Когда Кулл устремился вверх по первому из лестничных пролетов, до него внезапно донеслись звуки битвы. В удивлении он застыл на месте и устремил взор к одному из широких мостов, высившихся высоко над головой, и там увидел своих наемников, — должно быть, из тех двух отрядов, что должны были напасть на зиккурат со склона горы. Именно эти войска ворвались сейчас сюда, и теперь они теснили на верхних мостах, окружавших бездонный провал, целую толпу колдунов и оживших трупов. Лязг мечей и воинственные крики казались отдаленными и приглушенными в этой бескрайней пещере.
Битва наемников против колдунов продолжалась, и Кулл видел, как вниз, кружась, падают и исчезают в дымящихся глубинах бездны отсеченные головы, конечности, мертвые тела и брошенные клинки, — все то, что перелетев через ограждения, теперь становилось добычей пропасти. Столь ужасна была подобная судьба для любого человека, что Кулл невольно уцепился за поручни лестницы и вновь уставился вверх.
— Смерть вам! Смерть! — донеслись до него далекие вопли наемников, которые без устали работали мечами, уничтожая своих врагов. Все больше воинов и колдунов с отчаянными воплями падали вниз с мостов и исчезали в бездне.
— Клянусь рогами Хотат, — пробормотал Мантис.
Кулл успел заметить, как валится вниз голова и отсеченное по грудь тело колдуна с окровавленными остатками одежды, — и тут же мимо пролетела нижняя часть туловища, разбрасывая кровавые внутренности… Вместе они обрушились в дымящуюся преисподнюю.

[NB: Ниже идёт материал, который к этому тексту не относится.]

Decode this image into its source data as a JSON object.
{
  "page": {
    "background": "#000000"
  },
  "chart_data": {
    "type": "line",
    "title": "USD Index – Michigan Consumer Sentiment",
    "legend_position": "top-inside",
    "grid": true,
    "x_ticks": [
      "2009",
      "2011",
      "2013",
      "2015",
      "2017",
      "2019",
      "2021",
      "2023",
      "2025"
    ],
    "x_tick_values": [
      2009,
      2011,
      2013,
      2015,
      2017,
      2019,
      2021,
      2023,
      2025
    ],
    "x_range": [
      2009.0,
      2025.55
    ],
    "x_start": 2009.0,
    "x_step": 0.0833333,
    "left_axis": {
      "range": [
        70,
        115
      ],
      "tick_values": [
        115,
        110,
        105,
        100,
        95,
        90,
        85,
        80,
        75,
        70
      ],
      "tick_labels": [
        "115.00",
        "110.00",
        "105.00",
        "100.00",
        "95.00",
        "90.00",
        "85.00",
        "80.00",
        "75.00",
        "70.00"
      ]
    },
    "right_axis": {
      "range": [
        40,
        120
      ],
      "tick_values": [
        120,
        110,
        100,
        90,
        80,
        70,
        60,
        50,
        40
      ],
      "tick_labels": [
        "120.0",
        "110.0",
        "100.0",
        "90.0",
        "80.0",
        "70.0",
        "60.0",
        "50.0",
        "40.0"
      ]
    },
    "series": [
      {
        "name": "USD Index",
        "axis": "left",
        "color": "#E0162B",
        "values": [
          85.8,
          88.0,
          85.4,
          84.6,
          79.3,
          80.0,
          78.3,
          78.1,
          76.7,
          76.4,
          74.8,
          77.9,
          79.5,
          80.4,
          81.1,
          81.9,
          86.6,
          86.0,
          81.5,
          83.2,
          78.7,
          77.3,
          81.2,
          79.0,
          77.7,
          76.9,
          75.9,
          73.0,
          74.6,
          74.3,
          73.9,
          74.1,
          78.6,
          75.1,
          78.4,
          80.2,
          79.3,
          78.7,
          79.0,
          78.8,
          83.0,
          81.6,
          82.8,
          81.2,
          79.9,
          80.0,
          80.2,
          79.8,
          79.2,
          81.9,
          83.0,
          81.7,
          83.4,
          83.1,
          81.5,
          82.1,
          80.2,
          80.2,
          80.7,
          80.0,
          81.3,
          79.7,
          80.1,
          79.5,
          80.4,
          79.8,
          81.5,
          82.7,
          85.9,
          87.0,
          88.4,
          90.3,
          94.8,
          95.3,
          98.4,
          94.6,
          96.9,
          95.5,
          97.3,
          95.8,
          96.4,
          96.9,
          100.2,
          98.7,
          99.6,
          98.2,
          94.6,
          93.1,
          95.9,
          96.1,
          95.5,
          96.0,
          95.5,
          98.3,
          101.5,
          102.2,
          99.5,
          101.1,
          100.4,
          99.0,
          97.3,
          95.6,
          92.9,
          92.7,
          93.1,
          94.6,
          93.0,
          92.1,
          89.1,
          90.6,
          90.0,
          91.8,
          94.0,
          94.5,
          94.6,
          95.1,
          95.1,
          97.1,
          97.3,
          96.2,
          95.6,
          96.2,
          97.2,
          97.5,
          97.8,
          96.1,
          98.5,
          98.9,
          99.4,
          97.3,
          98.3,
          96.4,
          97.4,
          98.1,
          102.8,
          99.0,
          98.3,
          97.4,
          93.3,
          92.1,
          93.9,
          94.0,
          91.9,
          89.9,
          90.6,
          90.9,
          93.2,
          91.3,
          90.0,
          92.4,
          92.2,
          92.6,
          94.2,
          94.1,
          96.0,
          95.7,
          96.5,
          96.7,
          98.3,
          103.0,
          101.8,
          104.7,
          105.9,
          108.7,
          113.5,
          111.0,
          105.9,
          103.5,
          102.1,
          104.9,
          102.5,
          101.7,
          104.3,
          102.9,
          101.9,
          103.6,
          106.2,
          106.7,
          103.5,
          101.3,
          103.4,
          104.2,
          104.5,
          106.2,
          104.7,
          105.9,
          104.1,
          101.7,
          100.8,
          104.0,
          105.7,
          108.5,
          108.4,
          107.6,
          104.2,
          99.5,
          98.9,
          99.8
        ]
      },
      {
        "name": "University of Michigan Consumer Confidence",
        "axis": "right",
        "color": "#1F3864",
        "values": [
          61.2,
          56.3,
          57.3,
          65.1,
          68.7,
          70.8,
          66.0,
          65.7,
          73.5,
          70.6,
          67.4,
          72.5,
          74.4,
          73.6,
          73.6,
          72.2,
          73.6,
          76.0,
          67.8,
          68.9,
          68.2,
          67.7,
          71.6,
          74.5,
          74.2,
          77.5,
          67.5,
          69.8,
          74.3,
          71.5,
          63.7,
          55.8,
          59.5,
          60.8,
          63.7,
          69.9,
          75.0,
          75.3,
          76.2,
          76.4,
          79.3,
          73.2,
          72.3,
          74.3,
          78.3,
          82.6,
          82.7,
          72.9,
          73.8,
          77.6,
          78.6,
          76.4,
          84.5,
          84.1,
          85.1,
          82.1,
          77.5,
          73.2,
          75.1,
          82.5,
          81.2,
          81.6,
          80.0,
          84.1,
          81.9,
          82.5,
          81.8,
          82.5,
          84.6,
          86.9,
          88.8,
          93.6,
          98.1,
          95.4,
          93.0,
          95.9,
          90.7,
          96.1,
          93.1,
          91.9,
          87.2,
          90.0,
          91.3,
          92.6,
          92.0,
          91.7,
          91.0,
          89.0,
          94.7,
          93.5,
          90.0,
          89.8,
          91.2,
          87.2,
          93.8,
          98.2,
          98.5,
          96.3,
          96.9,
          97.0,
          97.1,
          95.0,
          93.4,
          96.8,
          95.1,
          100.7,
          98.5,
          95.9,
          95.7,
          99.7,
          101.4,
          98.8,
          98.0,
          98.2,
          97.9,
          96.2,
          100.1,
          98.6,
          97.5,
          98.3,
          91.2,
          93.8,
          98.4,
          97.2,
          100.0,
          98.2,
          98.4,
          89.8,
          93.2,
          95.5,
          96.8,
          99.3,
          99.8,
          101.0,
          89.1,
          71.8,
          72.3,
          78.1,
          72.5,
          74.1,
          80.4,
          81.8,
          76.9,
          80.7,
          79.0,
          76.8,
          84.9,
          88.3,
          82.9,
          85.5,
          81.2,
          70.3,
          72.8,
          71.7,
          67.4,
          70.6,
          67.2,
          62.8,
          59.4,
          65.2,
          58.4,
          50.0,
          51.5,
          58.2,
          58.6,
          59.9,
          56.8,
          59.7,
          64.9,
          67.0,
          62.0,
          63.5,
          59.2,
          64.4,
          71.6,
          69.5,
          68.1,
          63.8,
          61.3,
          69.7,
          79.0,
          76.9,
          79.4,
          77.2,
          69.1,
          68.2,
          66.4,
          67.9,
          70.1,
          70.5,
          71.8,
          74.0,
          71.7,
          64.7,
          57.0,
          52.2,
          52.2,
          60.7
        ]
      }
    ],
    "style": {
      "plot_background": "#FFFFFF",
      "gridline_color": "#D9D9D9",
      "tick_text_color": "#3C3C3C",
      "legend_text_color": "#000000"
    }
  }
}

Атлант бросился вверх по лестнице. За ним по пятам следовали Мантис с Сойан-Таном и ощетинившиеся клинками наемники. Достигнув первого уровня, они не встретили никакого сопротивления; то же самое было на втором и на третьем ярусе. У них ныли ноги и сердца бешено стучали от усталости, но на каждом новом этаже они обнаруживали лишь ничем не защищенный проход и торопились выше, на помощь к своим товарищам, что вели отчаянный бой на верхних мостах, — тогда как внизу, в пропасти, пламя сделалось ярче и даже туман приобрел алый оттенок свежей крови. На миг Куллу почудилось, что среди огня и дыма он видит каких-то странных существ, — огромные янтарные глаза, гигантские щупальца, широкие крылья… То были порождения самой преисподней.
Четвертый уровень, а затем и пятый… К тому времени, как Кулл достиг шестого, он начал задыхаться. Мантис оказался рядом, и дальше они побежали бок о бок. На шестом уровне им впервые довелось вступить в бой против колдунов. Те с устрашающими завываниями ринулись на новых врагов. Кулл, Мантис, Сойан-Тан и дюжина вовремя подоспевших наемников, были уже наготове. Отбив первую атаку, они предоставили воинам, наступающим снизу, разбираться с этим противником, а сами бросились еще выше, к седьмому ярусу. Солдаты их отряда с честью выполнили задачу, оттесняя жрецов как можно дальше от лестницы и давая Куллу и его спутникам возможность беспрепятственно подняться выше.
Восьмой уровень… Девятый… Здесь атланта встретила целая толпа оживших мертвецов, толпившихся на площадке. Мгновенно сосредоточившись и глотнув воздуха, он устремился вперед, снес голову первому трупу, второму отсек руку и перебросил их обоих через ограждение, прямо в пропасть. По пятам за Куллом уже спешили наемники, которые с радостными воплями кинулись в атаку, готовые сразиться со знакомым и понятным врагом. Они своими клинками косили оживших мертвецов, точно сорную траву, рассекая трупы на части, пока не разрубили всех на мелкие куски и не сбросили их в бездну.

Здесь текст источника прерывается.